Two Thoughts on Death and Freedom

It is November 11th. So many thousands of men died in conflict in the last century, primarily in two cataclysmic world wars, in the name of keeping the free world free. The enemies of freedom would be long dead now regardless of the outcome of those wars, as, presumably, would be their self-devouring political dreams. Meanwhile, that free world for which so many brave men gave their lives is no longer free, abandoned voluntarily by generations of cowards and pleasure-seekers all too eager to divest themselves of the birthright for the preservation of which their ancestors suffered horribly, and to do so at the smarmy behest of minions — Hitler’s pipsqueak nephews, Stalin’s milquetoast diminutives. 

One must earn another man’s death, even — or especially — in its aftermath.
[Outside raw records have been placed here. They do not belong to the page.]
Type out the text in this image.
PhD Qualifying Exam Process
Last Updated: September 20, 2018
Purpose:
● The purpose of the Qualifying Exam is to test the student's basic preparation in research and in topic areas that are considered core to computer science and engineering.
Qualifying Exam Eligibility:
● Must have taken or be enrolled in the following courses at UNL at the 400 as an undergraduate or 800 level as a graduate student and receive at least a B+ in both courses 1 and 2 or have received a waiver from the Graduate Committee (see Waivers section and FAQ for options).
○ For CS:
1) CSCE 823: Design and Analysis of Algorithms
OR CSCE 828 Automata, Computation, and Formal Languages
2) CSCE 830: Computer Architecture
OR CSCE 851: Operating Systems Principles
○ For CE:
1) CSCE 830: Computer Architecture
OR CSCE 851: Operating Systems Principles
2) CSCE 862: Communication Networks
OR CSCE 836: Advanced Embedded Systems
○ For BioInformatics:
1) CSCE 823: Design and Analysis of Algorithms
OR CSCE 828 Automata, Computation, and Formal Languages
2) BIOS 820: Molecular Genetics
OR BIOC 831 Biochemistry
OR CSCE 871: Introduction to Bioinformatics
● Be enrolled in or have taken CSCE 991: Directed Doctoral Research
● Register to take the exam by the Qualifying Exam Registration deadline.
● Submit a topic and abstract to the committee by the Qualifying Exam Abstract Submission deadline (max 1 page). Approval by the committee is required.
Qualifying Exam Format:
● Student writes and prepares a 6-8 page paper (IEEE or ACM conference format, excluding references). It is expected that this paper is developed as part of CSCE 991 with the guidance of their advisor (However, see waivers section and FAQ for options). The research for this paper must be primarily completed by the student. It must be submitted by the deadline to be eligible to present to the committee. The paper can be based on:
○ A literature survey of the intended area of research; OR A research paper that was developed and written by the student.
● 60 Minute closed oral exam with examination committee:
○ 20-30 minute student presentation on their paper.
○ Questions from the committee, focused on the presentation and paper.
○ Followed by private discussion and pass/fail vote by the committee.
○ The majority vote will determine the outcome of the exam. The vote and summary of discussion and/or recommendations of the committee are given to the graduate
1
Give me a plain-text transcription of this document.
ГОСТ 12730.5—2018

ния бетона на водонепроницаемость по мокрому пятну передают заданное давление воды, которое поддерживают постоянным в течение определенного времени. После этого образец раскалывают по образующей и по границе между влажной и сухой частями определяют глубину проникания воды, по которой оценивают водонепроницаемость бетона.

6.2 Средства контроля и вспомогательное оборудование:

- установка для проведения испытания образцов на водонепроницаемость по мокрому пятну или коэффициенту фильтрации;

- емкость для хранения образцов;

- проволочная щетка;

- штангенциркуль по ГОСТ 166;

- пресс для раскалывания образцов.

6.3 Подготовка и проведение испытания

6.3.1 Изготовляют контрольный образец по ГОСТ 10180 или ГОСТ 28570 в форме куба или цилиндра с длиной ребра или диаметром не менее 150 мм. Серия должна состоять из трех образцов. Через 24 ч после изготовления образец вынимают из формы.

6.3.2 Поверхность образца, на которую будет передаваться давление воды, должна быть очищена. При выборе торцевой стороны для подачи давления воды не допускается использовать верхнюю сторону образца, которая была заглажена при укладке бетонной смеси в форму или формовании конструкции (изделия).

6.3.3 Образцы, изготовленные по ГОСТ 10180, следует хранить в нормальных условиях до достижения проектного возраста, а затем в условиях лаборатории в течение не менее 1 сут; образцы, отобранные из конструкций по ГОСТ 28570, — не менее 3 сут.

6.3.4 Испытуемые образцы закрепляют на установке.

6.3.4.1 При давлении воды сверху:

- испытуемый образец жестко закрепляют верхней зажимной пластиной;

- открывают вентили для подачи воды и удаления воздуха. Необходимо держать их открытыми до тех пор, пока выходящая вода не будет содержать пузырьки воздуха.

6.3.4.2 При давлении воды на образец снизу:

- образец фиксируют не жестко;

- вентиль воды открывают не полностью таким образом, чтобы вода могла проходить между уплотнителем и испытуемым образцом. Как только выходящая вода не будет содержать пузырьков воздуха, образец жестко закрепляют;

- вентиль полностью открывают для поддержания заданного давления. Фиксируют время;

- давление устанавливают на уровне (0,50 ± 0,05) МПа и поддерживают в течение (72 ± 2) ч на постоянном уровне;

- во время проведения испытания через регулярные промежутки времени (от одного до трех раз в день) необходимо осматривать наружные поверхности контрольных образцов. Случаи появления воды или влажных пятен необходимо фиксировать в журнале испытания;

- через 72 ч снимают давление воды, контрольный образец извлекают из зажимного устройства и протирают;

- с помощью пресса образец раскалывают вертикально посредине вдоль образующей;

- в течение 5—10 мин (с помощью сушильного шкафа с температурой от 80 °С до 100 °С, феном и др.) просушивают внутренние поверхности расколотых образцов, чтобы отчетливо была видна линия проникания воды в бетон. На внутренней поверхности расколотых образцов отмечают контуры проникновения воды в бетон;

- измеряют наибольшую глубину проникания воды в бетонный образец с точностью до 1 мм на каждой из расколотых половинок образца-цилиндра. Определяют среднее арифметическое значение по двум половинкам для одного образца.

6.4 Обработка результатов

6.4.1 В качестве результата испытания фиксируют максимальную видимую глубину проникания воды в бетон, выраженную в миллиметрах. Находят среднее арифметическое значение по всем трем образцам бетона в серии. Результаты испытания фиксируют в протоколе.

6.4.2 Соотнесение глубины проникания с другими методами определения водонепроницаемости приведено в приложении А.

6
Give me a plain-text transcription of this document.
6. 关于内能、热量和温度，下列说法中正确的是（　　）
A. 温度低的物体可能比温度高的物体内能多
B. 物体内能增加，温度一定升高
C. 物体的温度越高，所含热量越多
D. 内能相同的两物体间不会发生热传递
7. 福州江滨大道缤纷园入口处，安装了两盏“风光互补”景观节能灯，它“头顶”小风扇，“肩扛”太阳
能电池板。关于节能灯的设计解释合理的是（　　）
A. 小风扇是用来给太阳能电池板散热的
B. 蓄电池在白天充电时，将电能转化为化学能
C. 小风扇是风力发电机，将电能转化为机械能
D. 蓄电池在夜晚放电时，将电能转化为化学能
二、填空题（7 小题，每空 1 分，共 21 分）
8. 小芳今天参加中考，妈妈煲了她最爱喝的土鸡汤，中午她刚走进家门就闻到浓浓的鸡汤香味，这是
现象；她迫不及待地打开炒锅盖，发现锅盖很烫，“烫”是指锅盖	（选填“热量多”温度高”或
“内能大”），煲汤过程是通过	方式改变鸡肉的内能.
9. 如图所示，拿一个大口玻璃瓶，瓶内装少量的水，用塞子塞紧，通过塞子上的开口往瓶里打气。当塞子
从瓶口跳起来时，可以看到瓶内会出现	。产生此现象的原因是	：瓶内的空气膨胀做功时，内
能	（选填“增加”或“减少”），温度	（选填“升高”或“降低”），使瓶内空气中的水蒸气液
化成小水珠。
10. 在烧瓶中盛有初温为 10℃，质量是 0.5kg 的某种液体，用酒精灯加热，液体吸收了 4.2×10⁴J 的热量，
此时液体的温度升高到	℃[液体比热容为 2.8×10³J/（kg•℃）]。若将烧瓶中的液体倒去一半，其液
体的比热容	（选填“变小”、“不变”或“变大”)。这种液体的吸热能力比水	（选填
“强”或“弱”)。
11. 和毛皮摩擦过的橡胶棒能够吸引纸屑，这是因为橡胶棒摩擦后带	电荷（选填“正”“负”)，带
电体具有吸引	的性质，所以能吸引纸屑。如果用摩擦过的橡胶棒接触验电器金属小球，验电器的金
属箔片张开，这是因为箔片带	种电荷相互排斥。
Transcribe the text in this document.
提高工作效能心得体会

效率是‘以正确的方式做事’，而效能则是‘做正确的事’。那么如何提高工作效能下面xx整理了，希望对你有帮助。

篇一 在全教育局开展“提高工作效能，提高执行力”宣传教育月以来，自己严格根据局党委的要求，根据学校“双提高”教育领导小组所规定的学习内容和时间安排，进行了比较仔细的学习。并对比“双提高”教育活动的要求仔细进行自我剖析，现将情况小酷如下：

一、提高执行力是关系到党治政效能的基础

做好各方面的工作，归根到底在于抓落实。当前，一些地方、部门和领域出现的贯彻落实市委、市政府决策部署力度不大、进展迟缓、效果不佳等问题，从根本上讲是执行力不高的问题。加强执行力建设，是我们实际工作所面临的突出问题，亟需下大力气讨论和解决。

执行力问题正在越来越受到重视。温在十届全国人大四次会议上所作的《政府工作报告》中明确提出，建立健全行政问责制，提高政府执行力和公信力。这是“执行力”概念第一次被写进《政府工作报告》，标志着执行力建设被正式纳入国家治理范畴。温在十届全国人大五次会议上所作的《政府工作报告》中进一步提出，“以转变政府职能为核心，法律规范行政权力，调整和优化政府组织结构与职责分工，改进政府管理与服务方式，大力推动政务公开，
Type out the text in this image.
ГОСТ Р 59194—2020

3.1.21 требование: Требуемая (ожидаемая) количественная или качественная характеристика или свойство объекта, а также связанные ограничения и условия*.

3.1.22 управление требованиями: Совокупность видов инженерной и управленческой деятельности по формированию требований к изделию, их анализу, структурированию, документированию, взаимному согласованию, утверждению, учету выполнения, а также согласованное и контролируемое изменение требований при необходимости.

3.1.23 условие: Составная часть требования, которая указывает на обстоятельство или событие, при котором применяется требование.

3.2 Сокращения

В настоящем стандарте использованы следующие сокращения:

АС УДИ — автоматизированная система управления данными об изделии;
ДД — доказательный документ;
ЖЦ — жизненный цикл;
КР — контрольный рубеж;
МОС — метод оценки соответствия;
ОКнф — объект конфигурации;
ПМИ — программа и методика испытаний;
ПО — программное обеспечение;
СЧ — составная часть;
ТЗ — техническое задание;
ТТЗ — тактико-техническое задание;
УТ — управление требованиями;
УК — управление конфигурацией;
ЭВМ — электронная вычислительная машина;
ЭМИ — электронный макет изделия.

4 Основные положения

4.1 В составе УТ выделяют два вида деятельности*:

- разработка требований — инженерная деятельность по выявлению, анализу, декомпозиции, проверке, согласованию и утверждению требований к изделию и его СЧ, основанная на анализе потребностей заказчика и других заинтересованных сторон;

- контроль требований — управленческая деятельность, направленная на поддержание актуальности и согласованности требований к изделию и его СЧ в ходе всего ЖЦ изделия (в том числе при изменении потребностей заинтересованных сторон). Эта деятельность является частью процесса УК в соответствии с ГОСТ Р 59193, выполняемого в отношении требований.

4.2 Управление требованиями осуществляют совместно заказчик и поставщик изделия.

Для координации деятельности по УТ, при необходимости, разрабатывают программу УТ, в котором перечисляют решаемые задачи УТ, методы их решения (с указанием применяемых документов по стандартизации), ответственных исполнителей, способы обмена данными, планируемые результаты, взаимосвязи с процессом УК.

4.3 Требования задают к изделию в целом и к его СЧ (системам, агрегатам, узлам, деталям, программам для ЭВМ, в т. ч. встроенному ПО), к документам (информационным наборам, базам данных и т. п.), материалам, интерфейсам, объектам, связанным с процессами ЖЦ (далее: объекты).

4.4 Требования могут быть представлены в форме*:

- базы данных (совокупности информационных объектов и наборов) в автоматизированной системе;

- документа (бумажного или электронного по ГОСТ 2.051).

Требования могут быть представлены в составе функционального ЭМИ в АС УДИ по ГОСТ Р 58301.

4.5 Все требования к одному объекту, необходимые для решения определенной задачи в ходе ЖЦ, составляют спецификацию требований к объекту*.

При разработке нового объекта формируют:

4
We have not earned it. In other words, we do not deserve it.


Every death in the face of oppression is an implicit challenge to those who survive. Socrates showed us what “philosophy as practicing death” really meant — and not only as a spiritual imperative but also as a political stand, since, as Plato took great pains to demonstrate, there is no existing regime welcoming to the lover of wisdom. But how many have lived up to Socrates’ example, and earned the name? — though today thousands dare to call themselves philosophers while enjoying the wine and cheese after their little conferences and guest lectures.